Eyewitness testimony comes into play in many Georgia criminal investigations and trials. Many believe it is a reliable source of evidence that is capable of helping solve crimes and bring perpetrators to justice. However, a growing body of research suggests that eyewitness testimony is not as dependable as many people believe.
Several issues contribute to the unreliability of eyewitness testimony.
Human memory is far from infallible. Stress, anxiety and even the passage of time all have the potential to impact the accuracy of a witness’s recollection of events. When witnesses are also facing the intense emotions of a crime scene or questions from law enforcement that come long after the event took place, their memories may become even less accurate.
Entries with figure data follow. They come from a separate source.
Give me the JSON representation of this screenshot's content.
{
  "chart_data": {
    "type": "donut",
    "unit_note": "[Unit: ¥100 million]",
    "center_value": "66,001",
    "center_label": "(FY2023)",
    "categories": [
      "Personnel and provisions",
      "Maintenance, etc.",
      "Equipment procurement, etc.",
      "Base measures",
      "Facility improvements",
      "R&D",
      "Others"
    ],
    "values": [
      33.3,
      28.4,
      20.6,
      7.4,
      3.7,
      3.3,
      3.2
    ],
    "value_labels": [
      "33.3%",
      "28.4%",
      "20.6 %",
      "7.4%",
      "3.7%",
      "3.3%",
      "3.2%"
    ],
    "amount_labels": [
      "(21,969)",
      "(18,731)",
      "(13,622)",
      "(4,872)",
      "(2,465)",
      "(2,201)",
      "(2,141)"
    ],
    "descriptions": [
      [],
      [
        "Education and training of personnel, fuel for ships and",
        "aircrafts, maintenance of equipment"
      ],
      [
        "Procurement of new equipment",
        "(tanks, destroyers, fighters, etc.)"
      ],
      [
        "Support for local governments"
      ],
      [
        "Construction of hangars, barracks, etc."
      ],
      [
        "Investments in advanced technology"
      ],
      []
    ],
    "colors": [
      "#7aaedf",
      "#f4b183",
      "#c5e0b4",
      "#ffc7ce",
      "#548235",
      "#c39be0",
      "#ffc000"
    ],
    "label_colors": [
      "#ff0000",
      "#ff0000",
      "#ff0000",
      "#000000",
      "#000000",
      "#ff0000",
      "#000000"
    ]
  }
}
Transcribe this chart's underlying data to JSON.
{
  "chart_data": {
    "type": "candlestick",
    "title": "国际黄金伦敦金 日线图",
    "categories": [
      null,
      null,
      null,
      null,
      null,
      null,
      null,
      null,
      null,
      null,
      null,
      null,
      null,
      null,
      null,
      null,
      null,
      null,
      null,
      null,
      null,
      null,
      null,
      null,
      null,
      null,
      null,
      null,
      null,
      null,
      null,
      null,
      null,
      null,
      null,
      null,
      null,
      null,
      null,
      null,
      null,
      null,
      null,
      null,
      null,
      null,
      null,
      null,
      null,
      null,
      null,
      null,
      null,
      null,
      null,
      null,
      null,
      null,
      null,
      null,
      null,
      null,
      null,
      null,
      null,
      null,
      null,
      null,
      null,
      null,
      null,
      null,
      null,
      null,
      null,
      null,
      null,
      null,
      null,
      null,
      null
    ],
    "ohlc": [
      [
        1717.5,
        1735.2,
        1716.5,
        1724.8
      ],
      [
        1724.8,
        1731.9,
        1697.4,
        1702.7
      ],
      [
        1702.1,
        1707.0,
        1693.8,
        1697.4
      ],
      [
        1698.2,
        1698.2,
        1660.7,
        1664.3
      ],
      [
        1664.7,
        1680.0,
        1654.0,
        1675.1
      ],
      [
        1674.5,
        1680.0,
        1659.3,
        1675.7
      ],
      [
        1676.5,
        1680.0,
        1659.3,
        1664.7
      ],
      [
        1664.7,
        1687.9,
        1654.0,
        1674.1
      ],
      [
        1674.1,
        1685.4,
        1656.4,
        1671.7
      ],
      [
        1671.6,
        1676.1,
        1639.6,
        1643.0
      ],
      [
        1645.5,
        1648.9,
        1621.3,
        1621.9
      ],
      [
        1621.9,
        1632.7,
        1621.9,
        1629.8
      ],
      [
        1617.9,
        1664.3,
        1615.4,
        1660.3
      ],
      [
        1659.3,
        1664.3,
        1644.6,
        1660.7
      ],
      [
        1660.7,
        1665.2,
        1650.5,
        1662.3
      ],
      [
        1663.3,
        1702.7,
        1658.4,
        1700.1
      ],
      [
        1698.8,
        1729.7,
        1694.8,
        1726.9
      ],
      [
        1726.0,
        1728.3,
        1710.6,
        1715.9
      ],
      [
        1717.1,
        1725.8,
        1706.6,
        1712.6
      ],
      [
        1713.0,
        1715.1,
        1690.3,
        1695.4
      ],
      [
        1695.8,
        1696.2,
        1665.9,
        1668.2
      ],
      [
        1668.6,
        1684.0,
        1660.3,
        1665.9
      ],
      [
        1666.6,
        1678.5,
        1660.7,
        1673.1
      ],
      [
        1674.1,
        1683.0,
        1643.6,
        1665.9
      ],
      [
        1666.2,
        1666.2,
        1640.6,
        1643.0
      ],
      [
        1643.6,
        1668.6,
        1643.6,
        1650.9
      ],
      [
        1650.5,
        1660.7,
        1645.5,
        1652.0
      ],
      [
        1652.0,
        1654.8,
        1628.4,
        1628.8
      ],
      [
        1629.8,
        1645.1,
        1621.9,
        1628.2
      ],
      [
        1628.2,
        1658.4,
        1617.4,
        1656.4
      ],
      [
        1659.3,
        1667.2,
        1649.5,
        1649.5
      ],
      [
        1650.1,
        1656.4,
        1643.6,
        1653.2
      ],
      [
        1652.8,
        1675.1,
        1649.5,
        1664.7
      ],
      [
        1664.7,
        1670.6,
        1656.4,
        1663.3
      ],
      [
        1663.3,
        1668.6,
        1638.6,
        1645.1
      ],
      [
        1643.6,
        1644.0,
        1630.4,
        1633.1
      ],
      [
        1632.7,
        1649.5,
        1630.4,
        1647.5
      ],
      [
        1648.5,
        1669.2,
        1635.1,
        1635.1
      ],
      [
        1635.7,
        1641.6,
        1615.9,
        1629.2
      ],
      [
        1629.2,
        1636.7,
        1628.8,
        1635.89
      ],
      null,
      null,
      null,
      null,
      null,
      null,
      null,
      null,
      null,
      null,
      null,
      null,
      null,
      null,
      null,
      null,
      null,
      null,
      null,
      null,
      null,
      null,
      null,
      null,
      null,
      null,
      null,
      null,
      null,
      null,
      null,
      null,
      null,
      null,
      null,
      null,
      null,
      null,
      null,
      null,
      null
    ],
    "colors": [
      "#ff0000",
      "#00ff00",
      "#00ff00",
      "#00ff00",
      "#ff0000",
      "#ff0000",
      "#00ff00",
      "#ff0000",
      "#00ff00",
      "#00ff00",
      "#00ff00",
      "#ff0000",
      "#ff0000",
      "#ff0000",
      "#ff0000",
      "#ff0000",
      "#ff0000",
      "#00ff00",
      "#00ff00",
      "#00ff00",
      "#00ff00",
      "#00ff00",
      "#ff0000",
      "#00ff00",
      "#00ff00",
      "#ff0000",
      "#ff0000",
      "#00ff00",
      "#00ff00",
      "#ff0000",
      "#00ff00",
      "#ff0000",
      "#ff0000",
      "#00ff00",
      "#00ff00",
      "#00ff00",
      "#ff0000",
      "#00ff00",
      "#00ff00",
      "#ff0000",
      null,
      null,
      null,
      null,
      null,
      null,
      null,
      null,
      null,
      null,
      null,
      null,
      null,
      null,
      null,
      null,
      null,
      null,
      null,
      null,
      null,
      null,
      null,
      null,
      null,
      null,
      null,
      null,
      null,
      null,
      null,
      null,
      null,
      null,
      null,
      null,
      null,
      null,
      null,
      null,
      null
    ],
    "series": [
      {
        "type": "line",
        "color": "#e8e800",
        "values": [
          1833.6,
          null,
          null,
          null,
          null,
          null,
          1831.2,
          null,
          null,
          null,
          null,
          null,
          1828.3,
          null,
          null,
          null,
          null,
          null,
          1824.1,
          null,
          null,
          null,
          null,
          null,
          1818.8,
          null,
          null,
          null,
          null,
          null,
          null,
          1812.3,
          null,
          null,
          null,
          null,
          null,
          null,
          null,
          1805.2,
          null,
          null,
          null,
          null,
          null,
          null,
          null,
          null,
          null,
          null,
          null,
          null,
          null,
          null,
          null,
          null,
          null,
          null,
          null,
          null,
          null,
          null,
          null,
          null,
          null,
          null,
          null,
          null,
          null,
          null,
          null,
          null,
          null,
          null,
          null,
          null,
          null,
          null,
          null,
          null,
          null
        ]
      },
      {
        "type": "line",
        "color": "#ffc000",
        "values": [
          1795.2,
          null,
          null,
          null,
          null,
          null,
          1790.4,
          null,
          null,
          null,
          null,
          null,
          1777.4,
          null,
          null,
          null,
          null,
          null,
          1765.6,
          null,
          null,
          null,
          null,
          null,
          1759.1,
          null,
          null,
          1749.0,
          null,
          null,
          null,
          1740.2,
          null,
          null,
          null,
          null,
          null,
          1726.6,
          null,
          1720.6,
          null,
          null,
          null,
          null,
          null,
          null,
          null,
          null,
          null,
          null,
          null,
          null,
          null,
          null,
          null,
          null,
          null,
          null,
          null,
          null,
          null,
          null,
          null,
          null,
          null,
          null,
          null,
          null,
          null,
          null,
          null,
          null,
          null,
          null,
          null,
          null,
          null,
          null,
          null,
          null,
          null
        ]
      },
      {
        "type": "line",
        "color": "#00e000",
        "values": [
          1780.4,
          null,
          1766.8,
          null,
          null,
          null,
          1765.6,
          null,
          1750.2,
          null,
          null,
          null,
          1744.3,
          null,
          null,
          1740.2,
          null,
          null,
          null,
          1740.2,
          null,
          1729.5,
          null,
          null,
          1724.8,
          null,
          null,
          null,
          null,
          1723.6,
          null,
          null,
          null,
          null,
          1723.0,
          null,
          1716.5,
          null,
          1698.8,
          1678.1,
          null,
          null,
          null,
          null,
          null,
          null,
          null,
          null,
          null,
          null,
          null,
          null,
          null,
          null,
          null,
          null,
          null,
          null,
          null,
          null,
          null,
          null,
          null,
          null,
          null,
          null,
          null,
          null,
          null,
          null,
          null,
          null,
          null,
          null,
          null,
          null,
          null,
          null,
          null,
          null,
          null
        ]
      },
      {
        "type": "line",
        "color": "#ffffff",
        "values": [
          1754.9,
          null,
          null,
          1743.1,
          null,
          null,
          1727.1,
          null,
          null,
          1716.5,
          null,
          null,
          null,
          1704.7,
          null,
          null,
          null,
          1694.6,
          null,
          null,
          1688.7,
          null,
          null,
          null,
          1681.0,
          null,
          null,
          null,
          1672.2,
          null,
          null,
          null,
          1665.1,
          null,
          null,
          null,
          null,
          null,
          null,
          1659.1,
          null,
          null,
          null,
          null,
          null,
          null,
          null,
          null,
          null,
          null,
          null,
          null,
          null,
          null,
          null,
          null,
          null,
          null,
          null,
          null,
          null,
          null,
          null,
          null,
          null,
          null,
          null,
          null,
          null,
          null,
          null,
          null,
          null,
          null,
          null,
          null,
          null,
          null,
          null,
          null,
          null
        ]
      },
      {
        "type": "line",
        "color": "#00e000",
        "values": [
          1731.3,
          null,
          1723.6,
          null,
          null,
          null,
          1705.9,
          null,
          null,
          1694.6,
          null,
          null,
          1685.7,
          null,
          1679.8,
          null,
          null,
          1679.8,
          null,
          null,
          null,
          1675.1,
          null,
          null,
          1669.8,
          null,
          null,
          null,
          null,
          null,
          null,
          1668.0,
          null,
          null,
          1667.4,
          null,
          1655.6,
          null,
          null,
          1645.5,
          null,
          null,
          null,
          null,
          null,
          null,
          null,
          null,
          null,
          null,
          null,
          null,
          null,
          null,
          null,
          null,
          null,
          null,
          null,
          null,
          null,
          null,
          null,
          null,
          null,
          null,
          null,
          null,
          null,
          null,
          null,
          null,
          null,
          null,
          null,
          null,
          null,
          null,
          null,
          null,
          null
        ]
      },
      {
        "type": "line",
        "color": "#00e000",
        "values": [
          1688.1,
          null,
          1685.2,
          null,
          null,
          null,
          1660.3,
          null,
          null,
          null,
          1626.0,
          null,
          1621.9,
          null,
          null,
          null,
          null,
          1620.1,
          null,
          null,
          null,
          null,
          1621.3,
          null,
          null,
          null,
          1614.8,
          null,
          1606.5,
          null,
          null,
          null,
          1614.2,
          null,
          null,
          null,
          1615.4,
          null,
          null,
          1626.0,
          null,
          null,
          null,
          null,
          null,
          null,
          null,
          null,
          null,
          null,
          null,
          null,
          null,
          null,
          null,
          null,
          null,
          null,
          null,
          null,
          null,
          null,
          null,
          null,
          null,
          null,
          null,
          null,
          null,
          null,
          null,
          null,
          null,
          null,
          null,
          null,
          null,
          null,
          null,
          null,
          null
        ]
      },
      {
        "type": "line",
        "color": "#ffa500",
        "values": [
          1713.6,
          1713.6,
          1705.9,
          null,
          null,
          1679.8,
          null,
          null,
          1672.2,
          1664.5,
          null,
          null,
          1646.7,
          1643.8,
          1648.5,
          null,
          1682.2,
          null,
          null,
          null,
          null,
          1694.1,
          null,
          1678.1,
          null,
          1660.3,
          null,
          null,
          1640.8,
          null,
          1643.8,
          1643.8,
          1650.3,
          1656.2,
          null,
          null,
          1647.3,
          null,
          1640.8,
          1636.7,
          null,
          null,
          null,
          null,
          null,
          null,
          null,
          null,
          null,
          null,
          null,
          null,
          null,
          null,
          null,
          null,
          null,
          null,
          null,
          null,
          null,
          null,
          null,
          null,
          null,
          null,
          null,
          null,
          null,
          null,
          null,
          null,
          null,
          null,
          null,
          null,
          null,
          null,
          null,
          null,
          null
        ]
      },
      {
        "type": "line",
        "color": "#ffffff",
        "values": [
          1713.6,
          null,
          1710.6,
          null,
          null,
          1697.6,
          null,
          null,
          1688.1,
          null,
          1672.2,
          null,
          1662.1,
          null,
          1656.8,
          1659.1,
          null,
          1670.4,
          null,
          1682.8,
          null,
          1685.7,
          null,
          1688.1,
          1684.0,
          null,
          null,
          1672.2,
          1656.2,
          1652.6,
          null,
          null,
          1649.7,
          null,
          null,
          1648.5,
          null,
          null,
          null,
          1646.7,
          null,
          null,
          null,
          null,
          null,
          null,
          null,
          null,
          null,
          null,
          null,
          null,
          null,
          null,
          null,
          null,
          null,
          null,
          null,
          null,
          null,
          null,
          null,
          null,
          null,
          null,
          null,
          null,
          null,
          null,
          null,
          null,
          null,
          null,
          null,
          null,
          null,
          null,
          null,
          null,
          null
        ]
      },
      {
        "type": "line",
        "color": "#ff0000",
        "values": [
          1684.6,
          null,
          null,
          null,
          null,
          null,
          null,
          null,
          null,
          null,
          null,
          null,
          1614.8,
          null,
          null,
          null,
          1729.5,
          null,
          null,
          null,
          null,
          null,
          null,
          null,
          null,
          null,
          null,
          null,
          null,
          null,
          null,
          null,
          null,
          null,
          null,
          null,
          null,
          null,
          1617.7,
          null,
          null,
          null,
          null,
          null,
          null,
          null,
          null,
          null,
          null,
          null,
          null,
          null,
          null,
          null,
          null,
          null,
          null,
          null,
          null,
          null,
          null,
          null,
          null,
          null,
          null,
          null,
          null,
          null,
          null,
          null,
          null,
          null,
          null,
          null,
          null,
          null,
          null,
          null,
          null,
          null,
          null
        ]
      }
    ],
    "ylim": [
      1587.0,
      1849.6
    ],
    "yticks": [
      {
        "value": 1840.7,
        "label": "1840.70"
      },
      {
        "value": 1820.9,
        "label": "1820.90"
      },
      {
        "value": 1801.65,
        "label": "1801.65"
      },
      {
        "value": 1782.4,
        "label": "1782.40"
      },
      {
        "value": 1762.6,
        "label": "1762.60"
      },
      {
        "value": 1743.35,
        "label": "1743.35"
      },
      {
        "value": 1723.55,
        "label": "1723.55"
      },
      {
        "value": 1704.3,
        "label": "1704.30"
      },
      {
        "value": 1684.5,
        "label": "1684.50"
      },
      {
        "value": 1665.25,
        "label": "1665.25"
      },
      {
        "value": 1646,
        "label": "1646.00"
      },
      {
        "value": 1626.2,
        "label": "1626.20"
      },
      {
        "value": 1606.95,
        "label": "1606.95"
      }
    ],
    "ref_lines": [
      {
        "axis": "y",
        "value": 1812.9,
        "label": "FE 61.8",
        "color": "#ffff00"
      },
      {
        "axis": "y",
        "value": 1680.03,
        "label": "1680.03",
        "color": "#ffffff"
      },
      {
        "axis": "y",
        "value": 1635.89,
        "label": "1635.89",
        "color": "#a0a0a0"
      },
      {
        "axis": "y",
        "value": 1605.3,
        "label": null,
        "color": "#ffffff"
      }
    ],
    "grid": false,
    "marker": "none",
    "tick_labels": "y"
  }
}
This may cause some witnesses to fabricate details or omit key information.
Eyewitnesses may participate in suggestive interviews during the investigative process. Law enforcement officers may unintentionally bias witnesses by phrasing questions in a way that implies certain answers. Witnesses, eager to cooperate, may then provide information they believe investigators want to hear, rather than what they actually recall.
Research shows that people tend to have more difficulty identifying individuals of a different race than their own. This phenomenon, known as the “cross-racial effect,” may contribute to misidentifications, as witnesses may struggle to distinguish between individuals who belong to a racial or ethnic group other than their own.
In a study of almost 350 convictions overturned in America, eyewitness misidentifications contributed to 70% of them.